好きなことの喪失と再生、サメ一筋「シャークジャーナリスト」という生き方
休日にストレスを発散しないと耐えられない体に
楽しかった日々も、いつかは終わる。2004年3月、修士課程を修了。大学に残るのは、博士課程で成果を出せそうなテーマを探せなかったことなどから断念。ならば、とサメに関われる就職先を探したが、希望を満たすような仕事はなかなか見つからなかった。 例えば水族館は、サメだけを担当するわけにもいかないという点で、自分の志望とのズレを感じた。イルカのトレーナーの話もあったが、イルカのことがどうにも好きになれず、内定を辞退。結局、サメとは無縁のIT企業に就職した。 中途半端にサメと向き合うことはしたくない、と考え、就職を機にサメを捨てることに。集めた文献も、すべて処分してしまった。 プログラマーとして採用されたIT企業での日々は、「ぜんぜん面白くありませんでした」。仕事は忙しく、朝7時から深夜12時まで働くこともあった。いつしか、仕事のストレスを休日に発散しないと耐えられない体になっていった。 当初は、社内でフットサルチームを結成し、ほかの社員とともに試合を楽しんだ。それにあきたらず、27歳でバイクの免許を取ると、250ccのバイクを乗り回すように。深夜の首都高速道路を何周も走りまわることもあったが、やがてバイクとは違って速度制限のないボートに熱中しだす。

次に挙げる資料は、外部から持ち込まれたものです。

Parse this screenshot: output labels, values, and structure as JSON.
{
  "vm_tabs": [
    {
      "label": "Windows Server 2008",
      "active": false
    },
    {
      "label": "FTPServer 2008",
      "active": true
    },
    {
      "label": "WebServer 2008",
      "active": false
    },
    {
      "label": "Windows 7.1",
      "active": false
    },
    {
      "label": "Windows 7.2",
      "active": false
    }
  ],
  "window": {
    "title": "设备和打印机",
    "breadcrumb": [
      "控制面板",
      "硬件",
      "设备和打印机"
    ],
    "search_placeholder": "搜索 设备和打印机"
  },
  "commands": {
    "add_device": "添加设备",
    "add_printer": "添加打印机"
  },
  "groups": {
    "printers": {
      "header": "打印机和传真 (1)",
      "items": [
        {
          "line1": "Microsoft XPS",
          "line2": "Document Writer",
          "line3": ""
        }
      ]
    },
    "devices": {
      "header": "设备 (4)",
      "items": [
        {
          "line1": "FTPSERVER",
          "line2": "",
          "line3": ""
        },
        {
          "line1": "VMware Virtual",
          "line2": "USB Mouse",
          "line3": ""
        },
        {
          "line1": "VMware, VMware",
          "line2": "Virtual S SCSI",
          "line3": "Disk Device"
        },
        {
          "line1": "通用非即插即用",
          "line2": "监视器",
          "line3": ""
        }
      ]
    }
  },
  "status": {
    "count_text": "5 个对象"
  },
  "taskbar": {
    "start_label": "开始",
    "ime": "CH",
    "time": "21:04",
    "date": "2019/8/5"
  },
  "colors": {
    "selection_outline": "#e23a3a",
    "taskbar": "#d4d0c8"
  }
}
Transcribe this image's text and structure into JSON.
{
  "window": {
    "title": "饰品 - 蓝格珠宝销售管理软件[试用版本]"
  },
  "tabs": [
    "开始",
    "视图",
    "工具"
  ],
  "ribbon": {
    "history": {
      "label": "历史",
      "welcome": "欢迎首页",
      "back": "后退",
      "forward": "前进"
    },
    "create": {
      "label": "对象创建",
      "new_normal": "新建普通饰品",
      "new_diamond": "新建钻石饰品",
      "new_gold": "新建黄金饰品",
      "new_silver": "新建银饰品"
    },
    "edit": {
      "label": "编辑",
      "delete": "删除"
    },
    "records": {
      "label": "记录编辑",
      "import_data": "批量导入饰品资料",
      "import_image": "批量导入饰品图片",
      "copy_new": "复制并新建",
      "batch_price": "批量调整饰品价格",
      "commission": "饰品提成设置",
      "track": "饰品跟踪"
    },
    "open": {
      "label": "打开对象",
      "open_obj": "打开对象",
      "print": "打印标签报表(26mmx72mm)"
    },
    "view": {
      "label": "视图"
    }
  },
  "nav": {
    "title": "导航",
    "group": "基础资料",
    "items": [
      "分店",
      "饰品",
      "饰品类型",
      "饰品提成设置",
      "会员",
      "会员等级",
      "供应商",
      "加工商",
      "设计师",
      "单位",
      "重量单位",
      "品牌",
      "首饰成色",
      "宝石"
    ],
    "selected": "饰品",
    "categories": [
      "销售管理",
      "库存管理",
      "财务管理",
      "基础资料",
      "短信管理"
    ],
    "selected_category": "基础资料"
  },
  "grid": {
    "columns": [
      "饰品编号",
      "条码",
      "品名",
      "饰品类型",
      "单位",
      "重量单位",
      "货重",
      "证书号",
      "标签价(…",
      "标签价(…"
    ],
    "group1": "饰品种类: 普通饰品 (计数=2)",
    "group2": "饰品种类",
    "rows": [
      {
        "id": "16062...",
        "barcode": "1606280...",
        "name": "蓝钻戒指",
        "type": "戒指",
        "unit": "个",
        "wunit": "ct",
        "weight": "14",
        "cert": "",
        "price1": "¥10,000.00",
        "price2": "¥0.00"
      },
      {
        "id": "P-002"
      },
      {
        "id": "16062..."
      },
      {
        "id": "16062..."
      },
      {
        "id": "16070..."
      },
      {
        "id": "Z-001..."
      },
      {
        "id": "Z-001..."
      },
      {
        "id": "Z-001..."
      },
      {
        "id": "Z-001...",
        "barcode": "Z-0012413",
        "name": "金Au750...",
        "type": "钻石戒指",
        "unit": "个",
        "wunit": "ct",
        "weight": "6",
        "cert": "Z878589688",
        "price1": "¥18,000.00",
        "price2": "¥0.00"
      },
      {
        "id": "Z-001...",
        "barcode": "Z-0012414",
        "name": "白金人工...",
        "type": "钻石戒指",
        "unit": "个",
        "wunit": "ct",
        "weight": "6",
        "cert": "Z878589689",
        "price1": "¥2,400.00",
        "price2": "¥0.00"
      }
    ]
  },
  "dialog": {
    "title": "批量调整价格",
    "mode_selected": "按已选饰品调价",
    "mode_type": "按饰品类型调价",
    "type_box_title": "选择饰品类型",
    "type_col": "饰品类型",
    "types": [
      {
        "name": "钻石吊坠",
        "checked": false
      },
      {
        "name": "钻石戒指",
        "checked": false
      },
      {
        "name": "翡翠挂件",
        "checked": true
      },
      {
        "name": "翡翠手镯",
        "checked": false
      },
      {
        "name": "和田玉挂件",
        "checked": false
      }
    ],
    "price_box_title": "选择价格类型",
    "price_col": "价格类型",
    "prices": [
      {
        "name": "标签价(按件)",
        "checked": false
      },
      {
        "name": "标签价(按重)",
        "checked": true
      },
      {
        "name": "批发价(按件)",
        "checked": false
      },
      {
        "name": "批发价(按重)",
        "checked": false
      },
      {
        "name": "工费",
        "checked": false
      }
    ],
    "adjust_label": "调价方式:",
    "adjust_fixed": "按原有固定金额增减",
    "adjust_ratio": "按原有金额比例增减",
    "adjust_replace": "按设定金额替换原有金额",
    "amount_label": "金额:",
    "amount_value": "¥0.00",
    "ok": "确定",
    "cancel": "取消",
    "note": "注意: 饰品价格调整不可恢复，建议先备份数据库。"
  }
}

神奈川県の横須賀から東京都の羽田空港間の海上などを、猛スピードで航行。「今思うと危ないと思いますが、当時は楽しかったんです」。海に出ているというのに、ボートの上でサメのことを思い出すことはなかった。 2011年11月のある日、突然めまいがして歩けなくなってしまう。病院に行っても原因はわからない。職場に復帰しては再び休む、を幾度か繰り返した。ひどい時には、トイレに行くことだけでも体力を大きく消耗した。 まったく起き上がれない日もあった。そんな時は、「次に起きられるのは明日? 来週? それとも一生このまま?」と不安に駆られた。このまま退職すれば年齢的に再就職は難しいのではないか、社会が受け入れてくれなくなるのではないか、と焦ることもあった。